Since I don’t know the technical term, I will try to explain.
Let’s say I divide a mountain in four (4) pictures because the lens being used is not too wide, so the complete scene does not fit in one single photo.
Picture 1 is what I consider the upper left
Picture 2 is upper right
Picture 3 is lower left
Picture 4 is lower right
How can I get Hugin to generate a 4:3 image out of those 4 pictures that are also 4:3?
I have managed to obtain panoramas out of sequential pictures taken from left to right, but for photos that are not one after the other, I don’t know where to start.
It should be possible. It did a few grid panoramas but I had trouble when I was using wide lens to cover an ultrawide scene (18 mm asp-c lens), I couldn’t align the picture well enough (likely my pictures were not photographed properly, I shot them handheld). I had the most success in the short telephoto range (~100 mm).
Depending on the overlap of the images it may take some manual work and using various expert view tasks
Do not start with importing the images or using the Assistant…
First you have to change hugin to expert UI. After that use Photos tab to “add images”. Switch to control point tab and manually set about 20 control points for each image pair. Switch back to standard UI and do a first alignment and check in Layout if the images are arranged correctly.
If yes, hugin should be able to use CPfind (prealigned) in expert photos tab to add more control points. If not, add more manual control points until the layout is correct.

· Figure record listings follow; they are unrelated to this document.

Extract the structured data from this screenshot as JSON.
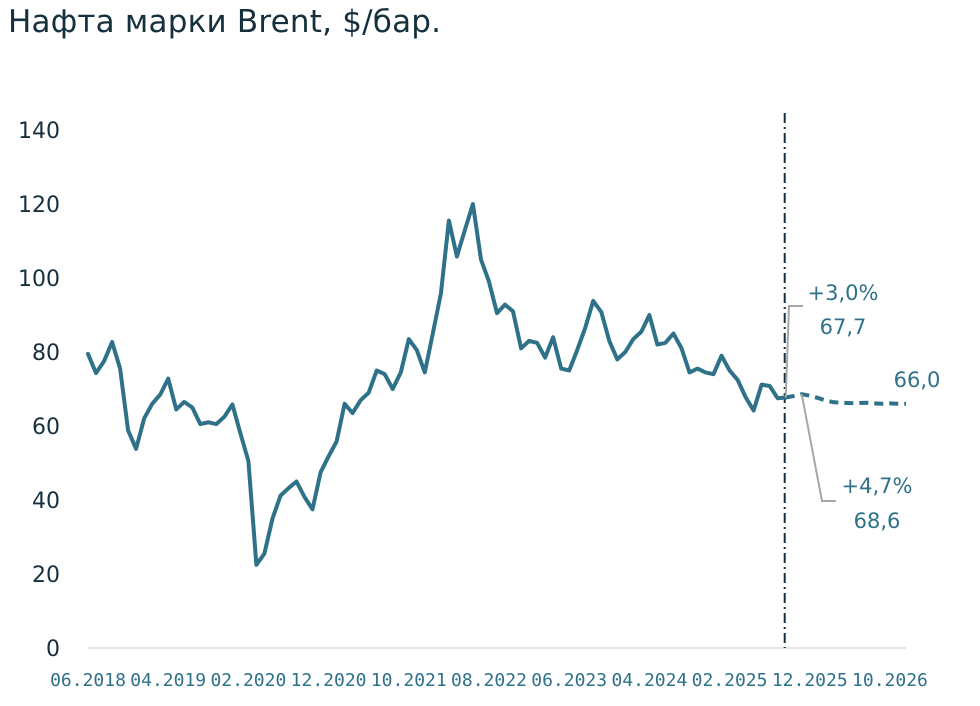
{
  "title": "Нафта марки Brent, $/бар.",
  "colors": {
    "series": "#2e7189",
    "axis": "#16303d",
    "leader": "#a6a6a6",
    "divider": "#16303d"
  },
  "chart_data": {
    "type": "line",
    "title": "Нафта марки Brent, $/бар.",
    "xlabel": "",
    "ylabel": "",
    "ylim": [
      0,
      140
    ],
    "y_ticks": [
      "0",
      "20",
      "40",
      "60",
      "80",
      "100",
      "120",
      "140"
    ],
    "x_ticks": [
      "06.2018",
      "04.2019",
      "02.2020",
      "12.2020",
      "10.2021",
      "08.2022",
      "06.2023",
      "04.2024",
      "02.2025",
      "12.2025",
      "10.2026"
    ],
    "grid": false,
    "forecast_start": "09.2025",
    "series": [
      {
        "style": "solid",
        "x": [
          "06.2018",
          "07.2018",
          "08.2018",
          "09.2018",
          "10.2018",
          "11.2018",
          "12.2018",
          "01.2019",
          "02.2019",
          "03.2019",
          "04.2019",
          "05.2019",
          "06.2019",
          "07.2019",
          "08.2019",
          "09.2019",
          "10.2019",
          "11.2019",
          "12.2019",
          "01.2020",
          "02.2020",
          "03.2020",
          "04.2020",
          "05.2020",
          "06.2020",
          "07.2020",
          "08.2020",
          "09.2020",
          "10.2020",
          "11.2020",
          "12.2020",
          "01.2021",
          "02.2021",
          "03.2021",
          "04.2021",
          "05.2021",
          "06.2021",
          "07.2021",
          "08.2021",
          "09.2021",
          "10.2021",
          "11.2021",
          "12.2021",
          "01.2022",
          "02.2022",
          "03.2022",
          "04.2022",
          "05.2022",
          "06.2022",
          "07.2022",
          "08.2022",
          "09.2022",
          "10.2022",
          "11.2022",
          "12.2022",
          "01.2023",
          "02.2023",
          "03.2023",
          "04.2023",
          "05.2023",
          "06.2023",
          "07.2023",
          "08.2023",
          "09.2023",
          "10.2023",
          "11.2023",
          "12.2023",
          "01.2024",
          "02.2024",
          "03.2024",
          "04.2024",
          "05.2024",
          "06.2024",
          "07.2024",
          "08.2024",
          "09.2024",
          "10.2024",
          "11.2024",
          "12.2024",
          "01.2025",
          "02.2025",
          "03.2025",
          "04.2025",
          "05.2025",
          "06.2025",
          "07.2025",
          "08.2025",
          "09.2025"
        ],
        "values": [
          79.5,
          74.3,
          77.5,
          82.7,
          75.5,
          58.8,
          53.8,
          62,
          66,
          68.5,
          72.8,
          64.5,
          66.5,
          65,
          60.5,
          61,
          60.5,
          62.5,
          65.8,
          58,
          50.5,
          22.5,
          25.5,
          35,
          41.2,
          43.2,
          45,
          40.8,
          37.5,
          47.5,
          51.8,
          55.8,
          66,
          63.5,
          67,
          69,
          75,
          74,
          70,
          74.5,
          83.5,
          80.5,
          74.5,
          85,
          95.8,
          115.5,
          105.8,
          113,
          120,
          105,
          99,
          90.5,
          92.8,
          91,
          81,
          83,
          82.5,
          78.5,
          84,
          75.5,
          75,
          80.5,
          86.5,
          93.8,
          90.8,
          83,
          78,
          80,
          83.5,
          85.5,
          90,
          82,
          82.5,
          85,
          81,
          74.5,
          75.5,
          74.5,
          74,
          79,
          75,
          72.5,
          67.8,
          64.2,
          71.2,
          70.8,
          67.5,
          67.7
        ]
      },
      {
        "style": "dashed",
        "x": [
          "09.2025",
          "10.2025",
          "11.2025",
          "12.2025",
          "01.2026",
          "02.2026",
          "03.2026",
          "04.2026",
          "05.2026",
          "06.2026",
          "07.2026",
          "08.2026",
          "09.2026",
          "10.2026",
          "11.2026",
          "12.2026"
        ],
        "values": [
          67.7,
          68.1,
          68.6,
          68.2,
          67.6,
          66.9,
          66.4,
          66.3,
          66.2,
          66.2,
          66.3,
          66.1,
          66.0,
          66.1,
          66.0,
          66.0
        ]
      }
    ],
    "annotations": [
      {
        "name": "label-upper",
        "change": "+3,0%",
        "value": "67,7"
      },
      {
        "name": "label-lower",
        "change": "+4,7%",
        "value": "68,6"
      },
      {
        "name": "label-end",
        "value": "66,0"
      }
    ]
  }
}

This may take some time and you will have learned the golden panorama rule: left to right, bottom to top and always at least 25% overlap between the images.

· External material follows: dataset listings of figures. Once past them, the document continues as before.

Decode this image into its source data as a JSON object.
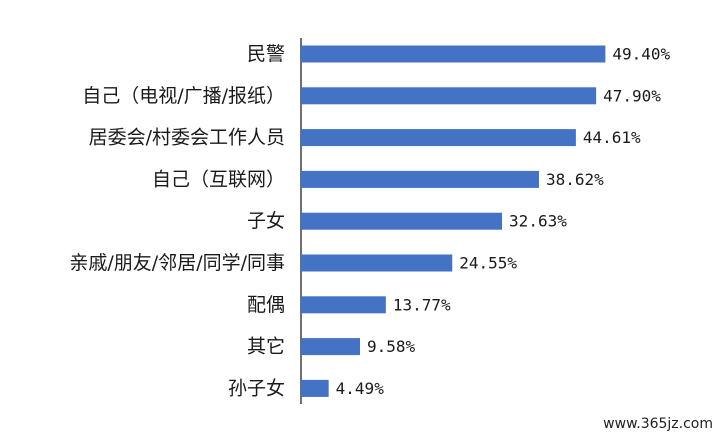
{
  "chart_data": {
    "type": "bar",
    "orientation": "horizontal",
    "categories": [
      "民警",
      "自己（电视/广播/报纸）",
      "居委会/村委会工作人员",
      "自己（互联网）",
      "子女",
      "亲戚/朋友/邻居/同学/同事",
      "配偶",
      "其它",
      "孙子女"
    ],
    "values": [
      49.4,
      47.9,
      44.61,
      38.62,
      32.63,
      24.55,
      13.77,
      9.58,
      4.49
    ],
    "value_labels": [
      "49.40%",
      "47.90%",
      "44.61%",
      "38.62%",
      "32.63%",
      "24.55%",
      "13.77%",
      "9.58%",
      "4.49%"
    ],
    "xlim": [
      0,
      68
    ],
    "bar_color": "#4472c4",
    "axis_color": "#222222",
    "grid": false,
    "legend": "none"
  },
  "watermark": "www.365jz.com"
}
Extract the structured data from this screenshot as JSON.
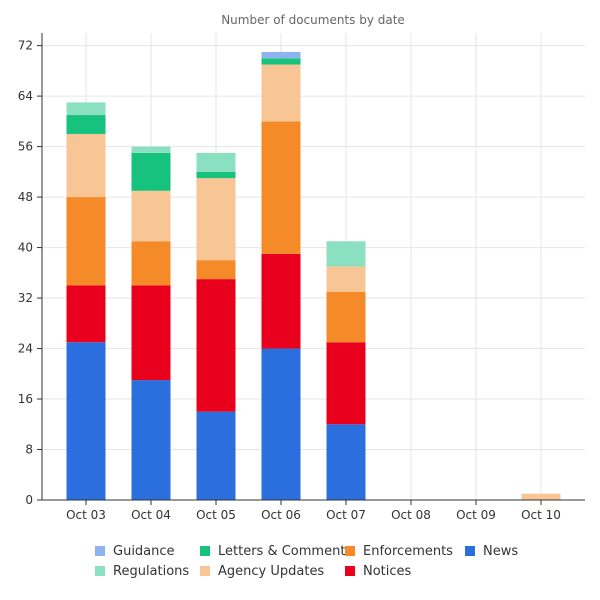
{
  "chart_data": {
    "type": "bar",
    "stacked": true,
    "title": "Number of documents by date",
    "xlabel": "",
    "ylabel": "",
    "ylim": [
      0,
      74
    ],
    "yticks": [
      0,
      8,
      16,
      24,
      32,
      40,
      48,
      56,
      64,
      72
    ],
    "grid": true,
    "legend_position": "bottom",
    "categories": [
      "Oct 03",
      "Oct 04",
      "Oct 05",
      "Oct 06",
      "Oct 07",
      "Oct 08",
      "Oct 09",
      "Oct 10"
    ],
    "series": [
      {
        "name": "News",
        "color": "#2b6fdf",
        "values": [
          25,
          19,
          14,
          24,
          12,
          0,
          0,
          0
        ]
      },
      {
        "name": "Notices",
        "color": "#e8001c",
        "values": [
          9,
          15,
          21,
          15,
          13,
          0,
          0,
          0
        ]
      },
      {
        "name": "Enforcements",
        "color": "#f58a28",
        "values": [
          14,
          7,
          3,
          21,
          8,
          0,
          0,
          0
        ]
      },
      {
        "name": "Agency Updates",
        "color": "#f8c594",
        "values": [
          10,
          8,
          13,
          9,
          4,
          0,
          0,
          1
        ]
      },
      {
        "name": "Letters & Comments",
        "color": "#17c27f",
        "values": [
          3,
          6,
          1,
          1,
          0,
          0,
          0,
          0
        ]
      },
      {
        "name": "Regulations",
        "color": "#8ce0c2",
        "values": [
          2,
          1,
          3,
          0,
          4,
          0,
          0,
          0
        ]
      },
      {
        "name": "Guidance",
        "color": "#8fb3f0",
        "values": [
          0,
          0,
          0,
          1,
          0,
          0,
          0,
          0
        ]
      }
    ],
    "legend_order": [
      "Guidance",
      "Letters & Comments",
      "Enforcements",
      "News",
      "Regulations",
      "Agency Updates",
      "Notices"
    ]
  }
}
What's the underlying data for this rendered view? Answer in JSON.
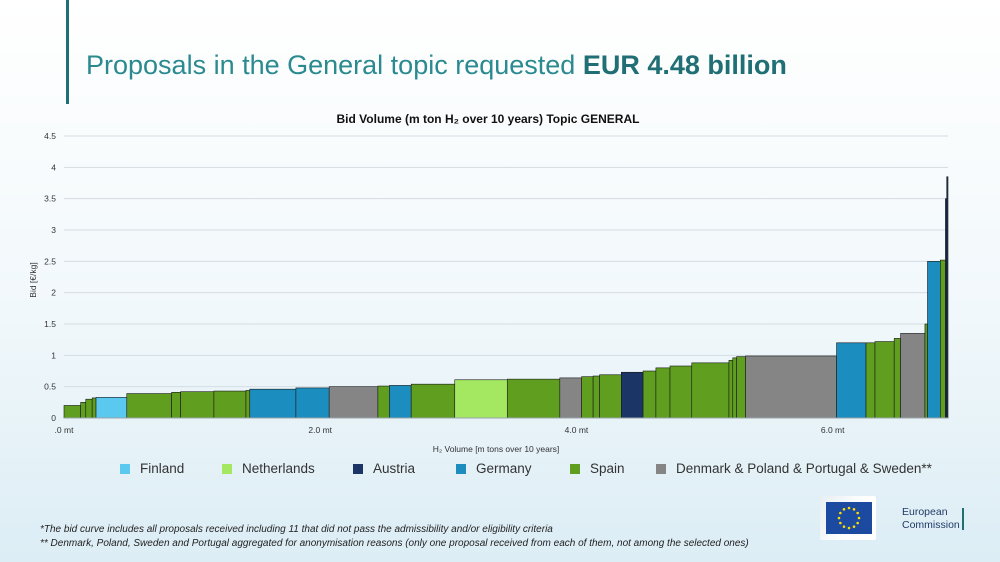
{
  "slide": {
    "title_main": "Proposals in the General topic requested ",
    "title_bold": "EUR 4.48 billion"
  },
  "colors": {
    "Finland": "#5bc8ef",
    "Netherlands": "#a3e860",
    "Austria": "#1b3566",
    "Germany": "#1b8dbe",
    "Spain": "#5f9e1e",
    "Aggregated": "#858585",
    "title": "#1f6f74"
  },
  "chart_data": {
    "type": "bar",
    "subtype": "variable-width step bid curve",
    "title": "Bid Volume (m ton H₂ over 10 years) Topic GENERAL",
    "xlabel": "H₂ Volume [m tons over 10 years]",
    "ylabel": "Bid [€/kg]",
    "xlim": [
      0,
      6.9
    ],
    "ylim": [
      0,
      4.5
    ],
    "x_ticks": [
      0,
      2,
      4,
      6
    ],
    "x_tick_labels": [
      ".0 mt",
      "2.0 mt",
      "4.0 mt",
      "6.0 mt"
    ],
    "y_ticks": [
      0,
      0.5,
      1,
      1.5,
      2,
      2.5,
      3,
      3.5,
      4,
      4.5
    ],
    "y_tick_labels": [
      "0",
      "0.5",
      "1",
      "1.5",
      "2",
      "2.5",
      "3",
      "3.5",
      "4",
      "4.5"
    ],
    "grid": true,
    "legend_position": "bottom",
    "legend": [
      {
        "name": "Finland",
        "key": "Finland"
      },
      {
        "name": "Netherlands",
        "key": "Netherlands"
      },
      {
        "name": "Austria",
        "key": "Austria"
      },
      {
        "name": "Germany",
        "key": "Germany"
      },
      {
        "name": "Spain",
        "key": "Spain"
      },
      {
        "name": "Denmark & Poland & Portugal & Sweden**",
        "key": "Aggregated"
      }
    ],
    "bids": [
      {
        "x0": 0.0,
        "x1": 0.13,
        "bid": 0.2,
        "group": "Spain"
      },
      {
        "x0": 0.13,
        "x1": 0.17,
        "bid": 0.25,
        "group": "Spain"
      },
      {
        "x0": 0.17,
        "x1": 0.22,
        "bid": 0.3,
        "group": "Spain"
      },
      {
        "x0": 0.22,
        "x1": 0.25,
        "bid": 0.32,
        "group": "Spain"
      },
      {
        "x0": 0.25,
        "x1": 0.49,
        "bid": 0.33,
        "group": "Finland"
      },
      {
        "x0": 0.49,
        "x1": 0.84,
        "bid": 0.39,
        "group": "Spain"
      },
      {
        "x0": 0.84,
        "x1": 0.91,
        "bid": 0.41,
        "group": "Spain"
      },
      {
        "x0": 0.91,
        "x1": 1.17,
        "bid": 0.42,
        "group": "Spain"
      },
      {
        "x0": 1.17,
        "x1": 1.42,
        "bid": 0.43,
        "group": "Spain"
      },
      {
        "x0": 1.42,
        "x1": 1.45,
        "bid": 0.44,
        "group": "Spain"
      },
      {
        "x0": 1.45,
        "x1": 1.81,
        "bid": 0.46,
        "group": "Germany"
      },
      {
        "x0": 1.81,
        "x1": 2.07,
        "bid": 0.48,
        "group": "Germany"
      },
      {
        "x0": 2.07,
        "x1": 2.45,
        "bid": 0.5,
        "group": "Aggregated"
      },
      {
        "x0": 2.45,
        "x1": 2.54,
        "bid": 0.51,
        "group": "Spain"
      },
      {
        "x0": 2.54,
        "x1": 2.71,
        "bid": 0.52,
        "group": "Germany"
      },
      {
        "x0": 2.71,
        "x1": 3.05,
        "bid": 0.54,
        "group": "Spain"
      },
      {
        "x0": 3.05,
        "x1": 3.46,
        "bid": 0.61,
        "group": "Netherlands"
      },
      {
        "x0": 3.46,
        "x1": 3.87,
        "bid": 0.62,
        "group": "Spain"
      },
      {
        "x0": 3.87,
        "x1": 4.04,
        "bid": 0.64,
        "group": "Aggregated"
      },
      {
        "x0": 4.04,
        "x1": 4.13,
        "bid": 0.66,
        "group": "Spain"
      },
      {
        "x0": 4.13,
        "x1": 4.18,
        "bid": 0.67,
        "group": "Spain"
      },
      {
        "x0": 4.18,
        "x1": 4.35,
        "bid": 0.69,
        "group": "Spain"
      },
      {
        "x0": 4.35,
        "x1": 4.52,
        "bid": 0.73,
        "group": "Austria"
      },
      {
        "x0": 4.52,
        "x1": 4.62,
        "bid": 0.75,
        "group": "Spain"
      },
      {
        "x0": 4.62,
        "x1": 4.73,
        "bid": 0.8,
        "group": "Spain"
      },
      {
        "x0": 4.73,
        "x1": 4.9,
        "bid": 0.83,
        "group": "Spain"
      },
      {
        "x0": 4.9,
        "x1": 5.19,
        "bid": 0.88,
        "group": "Spain"
      },
      {
        "x0": 5.19,
        "x1": 5.22,
        "bid": 0.92,
        "group": "Spain"
      },
      {
        "x0": 5.22,
        "x1": 5.25,
        "bid": 0.96,
        "group": "Spain"
      },
      {
        "x0": 5.25,
        "x1": 5.32,
        "bid": 0.98,
        "group": "Spain"
      },
      {
        "x0": 5.32,
        "x1": 6.03,
        "bid": 0.99,
        "group": "Aggregated"
      },
      {
        "x0": 6.03,
        "x1": 6.26,
        "bid": 1.2,
        "group": "Germany"
      },
      {
        "x0": 6.26,
        "x1": 6.33,
        "bid": 1.2,
        "group": "Spain"
      },
      {
        "x0": 6.33,
        "x1": 6.48,
        "bid": 1.22,
        "group": "Spain"
      },
      {
        "x0": 6.48,
        "x1": 6.53,
        "bid": 1.27,
        "group": "Spain"
      },
      {
        "x0": 6.53,
        "x1": 6.72,
        "bid": 1.35,
        "group": "Aggregated"
      },
      {
        "x0": 6.72,
        "x1": 6.74,
        "bid": 1.5,
        "group": "Spain"
      },
      {
        "x0": 6.74,
        "x1": 6.84,
        "bid": 2.5,
        "group": "Germany"
      },
      {
        "x0": 6.84,
        "x1": 6.88,
        "bid": 2.52,
        "group": "Spain"
      },
      {
        "x0": 6.88,
        "x1": 6.89,
        "bid": 3.5,
        "group": "Austria"
      },
      {
        "x0": 6.89,
        "x1": 6.9,
        "bid": 3.85,
        "group": "Austria"
      }
    ]
  },
  "footnotes": {
    "note1": "*The bid curve includes all proposals received including 11 that did not pass the admissibility and/or eligibility criteria",
    "note2": "** Denmark, Poland, Sweden and Portugal aggregated for anonymisation reasons (only one proposal received from each of them, not among the selected ones)"
  },
  "logo": {
    "line1": "European",
    "line2": "Commission",
    "icon": "eu-flag-icon"
  }
}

no meed to go that far, three to six per image pair is enough. just try to spread the control points around, so it’s easier for the machine solver to figure out the positions and lens parameters.
This should work out of the box if there is enough overlap.

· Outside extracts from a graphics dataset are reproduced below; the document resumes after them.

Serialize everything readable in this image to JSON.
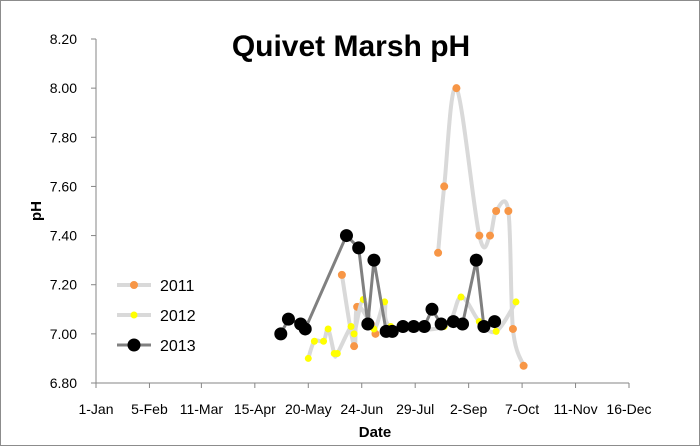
{
  "chart_data": {
    "type": "line",
    "title": "Quivet Marsh pH",
    "xlabel": "Date",
    "ylabel": "pH",
    "ylim": [
      6.8,
      8.2
    ],
    "y_ticks": [
      "6.80",
      "7.00",
      "7.20",
      "7.40",
      "7.60",
      "7.80",
      "8.00",
      "8.20"
    ],
    "x_ticks": [
      "1-Jan",
      "5-Feb",
      "11-Mar",
      "15-Apr",
      "20-May",
      "24-Jun",
      "29-Jul",
      "2-Sep",
      "7-Oct",
      "11-Nov",
      "16-Dec"
    ],
    "x_tick_days": [
      0,
      35,
      69,
      104,
      139,
      174,
      209,
      244,
      279,
      314,
      349
    ],
    "grid": false,
    "legend_position": "left",
    "series": [
      {
        "name": "2011",
        "color": "#d9d9d9",
        "marker_color": "#f79646",
        "segments": [
          [
            [
              161,
              7.24
            ],
            [
              169,
              6.95
            ],
            [
              171,
              7.11
            ],
            [
              180,
              7.04
            ],
            [
              183,
              7.0
            ]
          ],
          [
            [
              224,
              7.33
            ],
            [
              228,
              7.6
            ],
            [
              236,
              8.0
            ],
            [
              251,
              7.4
            ],
            [
              258,
              7.4
            ],
            [
              262,
              7.5
            ],
            [
              270,
              7.5
            ],
            [
              273,
              7.02
            ],
            [
              280,
              6.87
            ]
          ]
        ]
      },
      {
        "name": "2012",
        "color": "#d9d9d9",
        "marker_color": "#ffff00",
        "segments": [
          [
            [
              139,
              6.9
            ],
            [
              143,
              6.97
            ],
            [
              149,
              6.97
            ],
            [
              152,
              7.02
            ],
            [
              156,
              6.92
            ],
            [
              158,
              6.92
            ],
            [
              167,
              7.03
            ],
            [
              169,
              7.0
            ],
            [
              175,
              7.14
            ],
            [
              182,
              7.02
            ],
            [
              189,
              7.13
            ],
            [
              193,
              7.03
            ],
            [
              228,
              7.03
            ],
            [
              239,
              7.15
            ],
            [
              251,
              7.05
            ],
            [
              262,
              7.01
            ],
            [
              275,
              7.13
            ]
          ]
        ]
      },
      {
        "name": "2013",
        "color": "#808080",
        "marker_color": "#000000",
        "segments": [
          [
            [
              121,
              7.0
            ],
            [
              126,
              7.06
            ],
            [
              134,
              7.04
            ],
            [
              137,
              7.02
            ],
            [
              164,
              7.4
            ],
            [
              172,
              7.35
            ],
            [
              178,
              7.04
            ],
            [
              182,
              7.3
            ],
            [
              190,
              7.01
            ],
            [
              194,
              7.01
            ],
            [
              201,
              7.03
            ],
            [
              208,
              7.03
            ],
            [
              215,
              7.03
            ],
            [
              220,
              7.1
            ],
            [
              226,
              7.04
            ],
            [
              234,
              7.05
            ],
            [
              240,
              7.04
            ],
            [
              249,
              7.3
            ],
            [
              254,
              7.03
            ],
            [
              261,
              7.05
            ]
          ]
        ]
      }
    ]
  }
}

Check your settings: In Preferences, Control points detectors, the default cp detector setting should contain the --multirow switch. (For the current 2024.0 beta 1 this is default, but all older version should contain this switch. The check is only needed once, just in case. It is normally the default setting.)
Load images
The run the assistant with “Align”
Switch to crop setting and adjust your crop to your desired aspect ratio. Either adjust it with the mouse or use the aspect ratio dialog to select 4:3 exact.